Pakistani Crypto Minister Bilal Bin Saqib Champions Youth and Tech Revolution at UN General Assembly
UN podiums usually echo with tired fiscal policies—but Pakistan just dropped a blockchain bombshell.
Digital Diplomacy Breakthrough
Minister Bilal Bin Saqib reframed crypto not as speculation but as generational empowerment. His address bypassed traditional economic frameworks entirely.
Youth-Driven Financial Overhaul
The vision leverages Pakistan's demographic dividend—60% of population under 30—to leapfrog legacy banking systems. No more waiting for IMF bailouts when code executes faster than bureaucracy.

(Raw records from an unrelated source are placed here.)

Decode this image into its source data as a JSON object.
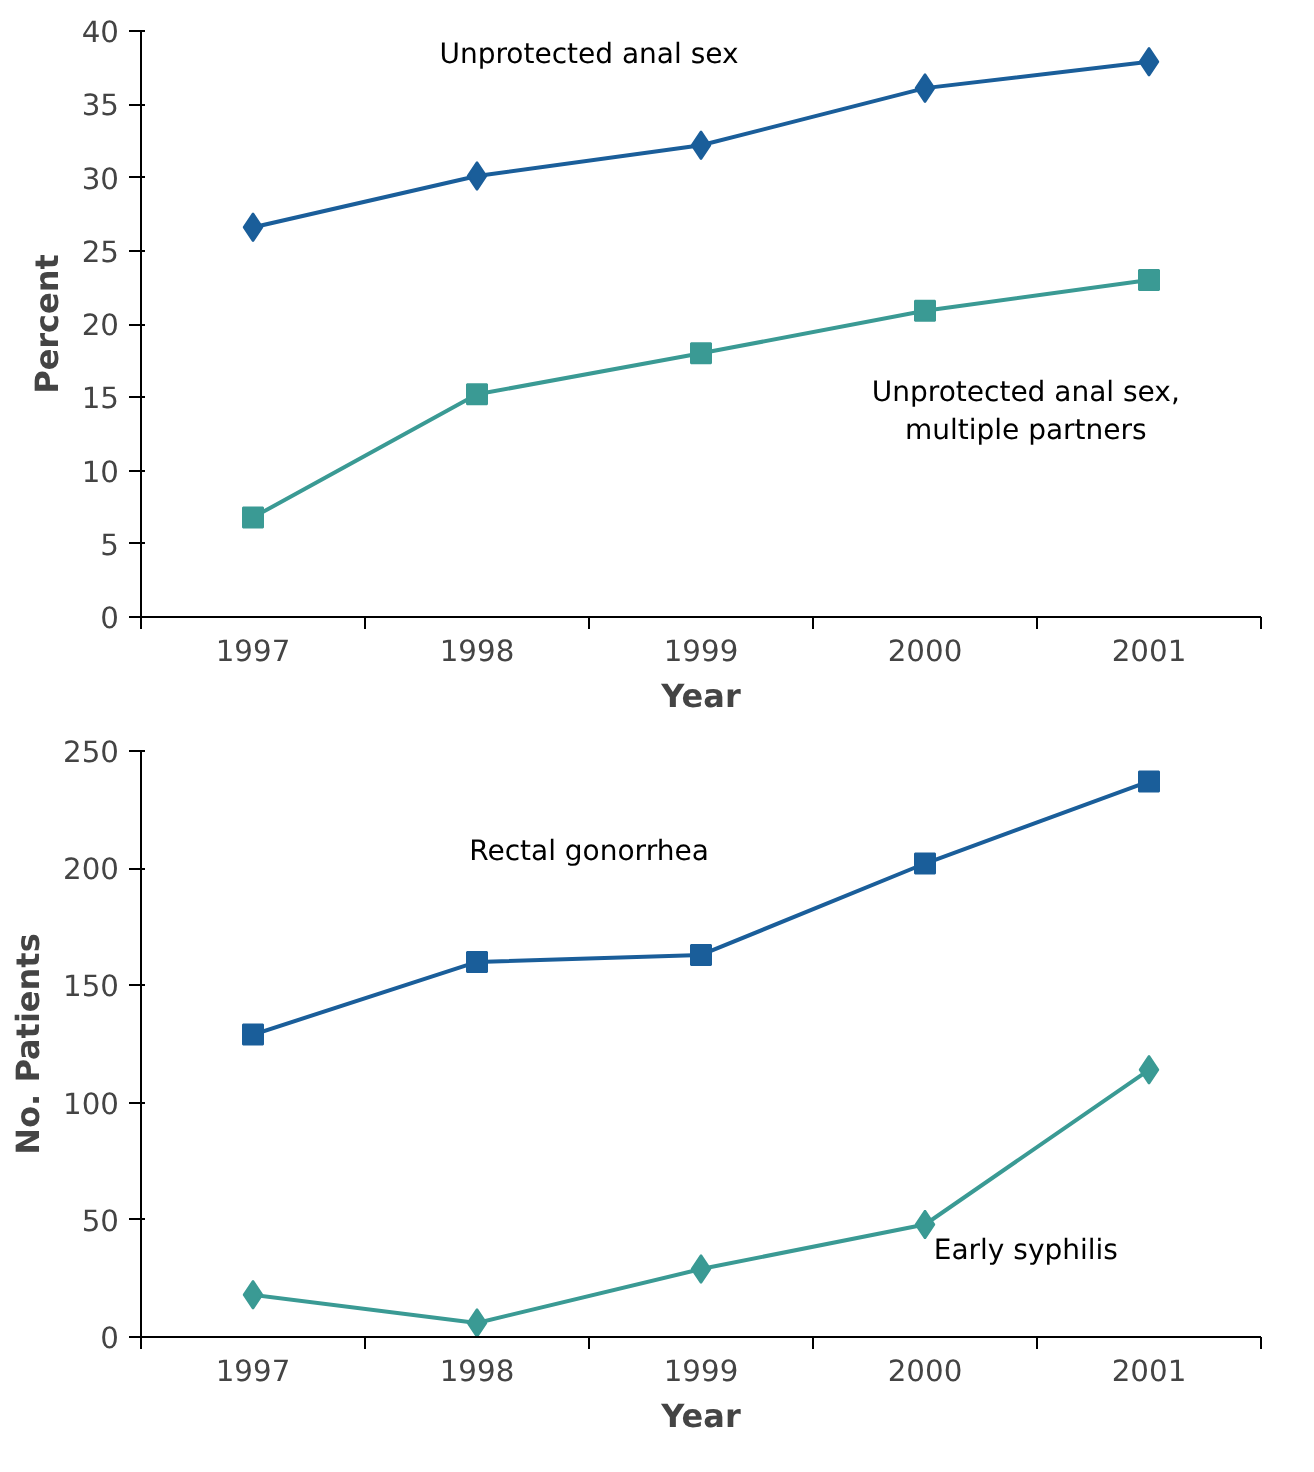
{
  "chart_data": [
    {
      "type": "line",
      "ylabel": "Percent",
      "xlabel": "Year",
      "categories": [
        "1997",
        "1998",
        "1999",
        "2000",
        "2001"
      ],
      "ylim": [
        0,
        40
      ],
      "yticks": [
        0,
        5,
        10,
        15,
        20,
        25,
        30,
        35,
        40
      ],
      "grid": false,
      "series": [
        {
          "name": "Unprotected anal sex",
          "color": "#1a5e9a",
          "marker": "diamond",
          "values": [
            26.6,
            30.1,
            32.2,
            36.1,
            37.9
          ]
        },
        {
          "name": "Unprotected anal sex, multiple partners",
          "color": "#3a9a94",
          "marker": "square",
          "values": [
            6.8,
            15.2,
            18.0,
            20.9,
            23.0
          ]
        }
      ]
    },
    {
      "type": "line",
      "ylabel": "No. Patients",
      "xlabel": "Year",
      "categories": [
        "1997",
        "1998",
        "1999",
        "2000",
        "2001"
      ],
      "ylim": [
        0,
        250
      ],
      "yticks": [
        0,
        50,
        100,
        150,
        200,
        250
      ],
      "grid": false,
      "series": [
        {
          "name": "Rectal gonorrhea",
          "color": "#1a5e9a",
          "marker": "square",
          "values": [
            129,
            160,
            163,
            202,
            237
          ]
        },
        {
          "name": "Early syphilis",
          "color": "#3a9a94",
          "marker": "diamond",
          "values": [
            18,
            6,
            29,
            48,
            114
          ]
        }
      ]
    }
  ]
}
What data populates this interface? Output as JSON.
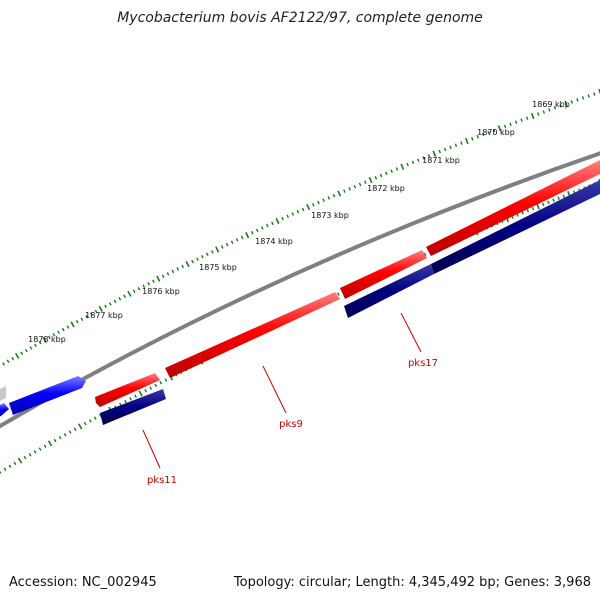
{
  "title": "Mycobacterium bovis AF2122/97, complete genome",
  "footer": {
    "accession": "Accession: NC_002945",
    "stats": "Topology: circular; Length: 4,345,492 bp; Genes: 3,968"
  },
  "ticks": [
    "1869 kbp",
    "1870 kbp",
    "1871 kbp",
    "1872 kbp",
    "1873 kbp",
    "1874 kbp",
    "1875 kbp",
    "1876 kbp",
    "1877 kbp",
    "1878 kbp"
  ],
  "gene_labels": [
    "pks17",
    "pks9",
    "pks11"
  ],
  "colors": {
    "backbone": "#808080",
    "forward_red": "#ff0000",
    "forward_blue": "#0000ff",
    "reverse_navy": "#000080",
    "label_red": "#cc0000",
    "tick_green": "#1a7a1a",
    "text": "#111111"
  }
}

Technology as Sovereignty Tool
Decentralized networks cut through geopolitical red tape. Saqib's blueprint positions blockchain infrastructure as critical national security—like digital nuclear capability.
Wall Street bankers still think 'hodl' is a typo—meanwhile emerging economies are rewriting global finance from the ground up.

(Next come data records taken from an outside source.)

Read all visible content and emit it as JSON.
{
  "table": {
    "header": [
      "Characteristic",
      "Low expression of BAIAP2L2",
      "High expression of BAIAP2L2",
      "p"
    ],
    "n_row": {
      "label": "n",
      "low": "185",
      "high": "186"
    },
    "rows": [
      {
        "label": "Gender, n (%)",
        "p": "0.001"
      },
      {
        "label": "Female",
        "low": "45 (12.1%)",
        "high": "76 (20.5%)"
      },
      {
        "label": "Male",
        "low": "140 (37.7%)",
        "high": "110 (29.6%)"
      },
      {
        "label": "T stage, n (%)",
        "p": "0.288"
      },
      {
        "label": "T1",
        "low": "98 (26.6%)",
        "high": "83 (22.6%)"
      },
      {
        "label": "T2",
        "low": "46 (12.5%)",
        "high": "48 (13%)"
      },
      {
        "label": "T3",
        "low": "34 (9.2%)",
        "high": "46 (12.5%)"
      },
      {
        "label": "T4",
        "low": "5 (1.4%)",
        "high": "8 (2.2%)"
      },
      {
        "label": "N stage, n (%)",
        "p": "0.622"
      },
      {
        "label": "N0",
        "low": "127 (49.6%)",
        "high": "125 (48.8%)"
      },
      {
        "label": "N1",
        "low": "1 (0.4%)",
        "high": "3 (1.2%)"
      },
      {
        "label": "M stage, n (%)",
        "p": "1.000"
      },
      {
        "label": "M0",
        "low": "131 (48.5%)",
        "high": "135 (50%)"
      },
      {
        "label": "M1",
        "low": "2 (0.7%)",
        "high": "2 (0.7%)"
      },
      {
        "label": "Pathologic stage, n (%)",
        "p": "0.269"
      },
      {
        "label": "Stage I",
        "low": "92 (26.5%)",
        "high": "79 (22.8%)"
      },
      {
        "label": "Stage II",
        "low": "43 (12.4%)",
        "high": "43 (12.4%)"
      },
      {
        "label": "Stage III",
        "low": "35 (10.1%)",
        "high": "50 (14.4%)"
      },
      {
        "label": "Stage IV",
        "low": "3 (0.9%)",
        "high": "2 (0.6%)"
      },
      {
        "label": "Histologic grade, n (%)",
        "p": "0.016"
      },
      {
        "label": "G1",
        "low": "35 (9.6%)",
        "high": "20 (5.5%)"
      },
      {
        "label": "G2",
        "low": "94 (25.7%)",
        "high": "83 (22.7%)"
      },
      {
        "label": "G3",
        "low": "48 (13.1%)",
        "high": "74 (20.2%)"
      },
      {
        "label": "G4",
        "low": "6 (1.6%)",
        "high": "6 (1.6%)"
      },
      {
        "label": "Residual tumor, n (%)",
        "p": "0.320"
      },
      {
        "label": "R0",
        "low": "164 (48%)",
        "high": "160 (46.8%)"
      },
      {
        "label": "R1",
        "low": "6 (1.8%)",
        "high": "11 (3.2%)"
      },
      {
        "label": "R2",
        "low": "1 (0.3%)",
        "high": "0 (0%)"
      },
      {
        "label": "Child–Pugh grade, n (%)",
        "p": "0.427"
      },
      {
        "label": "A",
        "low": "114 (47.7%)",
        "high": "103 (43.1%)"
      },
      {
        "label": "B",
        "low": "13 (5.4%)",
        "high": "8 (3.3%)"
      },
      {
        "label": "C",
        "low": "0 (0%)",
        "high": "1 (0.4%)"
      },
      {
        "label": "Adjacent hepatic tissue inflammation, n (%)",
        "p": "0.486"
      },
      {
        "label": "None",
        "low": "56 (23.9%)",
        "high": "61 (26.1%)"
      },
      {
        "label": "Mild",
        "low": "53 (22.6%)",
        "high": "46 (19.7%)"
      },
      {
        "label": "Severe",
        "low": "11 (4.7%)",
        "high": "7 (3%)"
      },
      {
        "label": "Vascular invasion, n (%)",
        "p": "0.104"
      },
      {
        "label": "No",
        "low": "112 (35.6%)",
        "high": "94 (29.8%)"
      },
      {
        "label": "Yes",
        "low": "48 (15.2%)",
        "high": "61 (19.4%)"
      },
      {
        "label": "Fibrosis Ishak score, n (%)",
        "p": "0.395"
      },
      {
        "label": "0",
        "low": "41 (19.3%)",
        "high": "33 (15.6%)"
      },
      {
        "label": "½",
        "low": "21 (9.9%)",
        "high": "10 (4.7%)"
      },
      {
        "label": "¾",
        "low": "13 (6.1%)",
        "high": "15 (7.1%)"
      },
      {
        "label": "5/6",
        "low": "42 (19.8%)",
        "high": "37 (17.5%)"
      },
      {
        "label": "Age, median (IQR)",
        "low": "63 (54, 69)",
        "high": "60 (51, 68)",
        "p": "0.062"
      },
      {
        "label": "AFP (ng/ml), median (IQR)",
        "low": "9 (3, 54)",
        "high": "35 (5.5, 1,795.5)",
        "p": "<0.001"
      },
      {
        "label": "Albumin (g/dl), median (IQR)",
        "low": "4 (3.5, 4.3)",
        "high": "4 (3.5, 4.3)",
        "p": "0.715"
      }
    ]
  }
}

The second intervention on artificial intelligence reinforced the same theme but through a broader lens. Pakistani Crypto Minister stated that AI is not a luxury reserved for advanced economies, but a necessity for developing nations seeking to leapfrog structural barriers. His call was for global cooperation to ensure equitable access, ethical safeguards, and collaborative models that allow the Global South to build capacity rather than fall further behind.
What made these interventions significant was not only the content but also the context. Pakistan was not speaking from the sidelines. At UNGA80, it was treated as an active participant in shaping the global conversation on the intersection of technology, development, and youth empowerment.
The progress made in digital adoption, particularly in crypto and blockchain, was acknowledged in New York as a case study of how emerging economies can MOVE quickly when driven by need.
For Pakistan, this marks a subtle but important shift in perception. No longer simply a recipient of development agendas, the country is positioning itself as a contributor of ideas and models, demonstrating how digital assets, social business frameworks, and AI can converge to tackle challenges of poverty, inequality, and climate vulnerability. The UNGA80 discussions showed that Pakistan is increasingly being viewed not as a follower, but as a country ready to lead in the Global South’s engagement with emerging technologies.
Bilal Bin Saqib also met with Nobel Laureate Muhammad Yunus, the President of Microsoft, Brad Smith, and Kazakhstan’s Minister of Digital Development and Innovation, Zhaslan Madiyev, during his visit to New York.